Na junta J3, a relação de inércia de 16:1 é de aproximadamente 1,7:1 — ideal para um ajuste estável do servo sem a necessidade de rigidez torsional excepcional. Isso faz da J3 a primeira junta onde a eficiência (e, portanto, o gerenciamento térmico) se torna um diferencial relevante. Uma unidade de estágio único com eficiência 96% na junta EP-ZDE-160 produz significativamente menos calor na carcaça do braço do que uma unidade de dois estágios com eficiência 94% durante ciclos contínuos de coleta e posicionamento.
| Configuração | Torque máximo | Eficiência | Ct (N·m/arcmin) | Peso (2 estágios) | Ideal para J3 |
|---|---|---|---|---|---|
| EP-ZDE-160, 16:1 | 800 N·m | 94% | 38 | 22 kg | ✅ T ≤ 700 N·m |
| EP-ZDS-142, 16:1 | 910 N·m | 94% | 44 | 18,5 kg | ✅ J3 de alto torque |
| EP-ZDS-115, 20:1 | 260 N·m | 94% | 22 | 11,6 kg | ⚠ Somente se T ≤ 250 N·m |
Regra de decisão J3: Se o torque combinado exigido (gravidade + aceleração × SF) exceder 700 N·m, especifique o EP-ZDS-142 na proporção de 16:1. Se for inferior a 700 N·m e a classificação IP65 não for necessária, o EP-ZDE-160 na proporção de 16:1 é a opção mais econômica com eficiência equivalente. O EP-ZDS-142 oferece maior rigidez torsional (44 vs 38 N·m/arcmin) e classificação IP65 como margem adicional de engenharia para aplicações J3 onde a carcaça do braço fica exposta ao ambiente.

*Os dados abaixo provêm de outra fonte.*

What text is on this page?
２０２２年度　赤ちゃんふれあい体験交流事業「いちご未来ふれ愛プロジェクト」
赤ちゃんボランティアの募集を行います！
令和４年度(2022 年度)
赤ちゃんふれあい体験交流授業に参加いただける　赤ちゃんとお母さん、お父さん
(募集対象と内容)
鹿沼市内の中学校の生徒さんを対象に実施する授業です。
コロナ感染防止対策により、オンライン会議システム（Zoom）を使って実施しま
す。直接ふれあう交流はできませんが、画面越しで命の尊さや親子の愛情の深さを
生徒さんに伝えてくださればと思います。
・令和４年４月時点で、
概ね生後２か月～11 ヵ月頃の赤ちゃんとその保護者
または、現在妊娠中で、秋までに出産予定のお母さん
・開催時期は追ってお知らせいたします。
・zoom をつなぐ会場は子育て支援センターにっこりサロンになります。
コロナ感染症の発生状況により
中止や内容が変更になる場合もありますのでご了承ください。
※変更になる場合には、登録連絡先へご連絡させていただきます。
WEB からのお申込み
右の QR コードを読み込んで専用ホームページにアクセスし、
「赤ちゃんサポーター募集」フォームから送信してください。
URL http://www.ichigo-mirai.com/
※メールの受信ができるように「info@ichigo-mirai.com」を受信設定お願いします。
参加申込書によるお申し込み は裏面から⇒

J4 e J5 — Articulações do Punho: Onde a Profundidade Axial Define o Projeto
As juntas do pulso do robô J4 (rotação) e J5 (flexão) têm requisitos de torque relativamente modestos — tipicamente de 20 a 80 N·m, dependendo da massa do pulso e da carga útil da ferramenta. O desafio de projeto em J4/J5 não é o torque, mas sim o espaço físico. O pulso deve caber dentro do envelope do braço do robô, e cada milímetro de profundidade axial da caixa de engrenagens aumenta diretamente o diâmetro externo ou o comprimento do pulso. Em projetos de robôs colaborativos com o objetivo de atingir um diâmetro de pulso de 100 mm, a diferença entre uma caixa de engrenagens EP-ZDE-80 em linha e uma caixa de engrenagens EP-ZDWE-80 com entrada em ângulo reto em J4 representa a diferença entre uma seção transversal viável e uma inviável para o pulso.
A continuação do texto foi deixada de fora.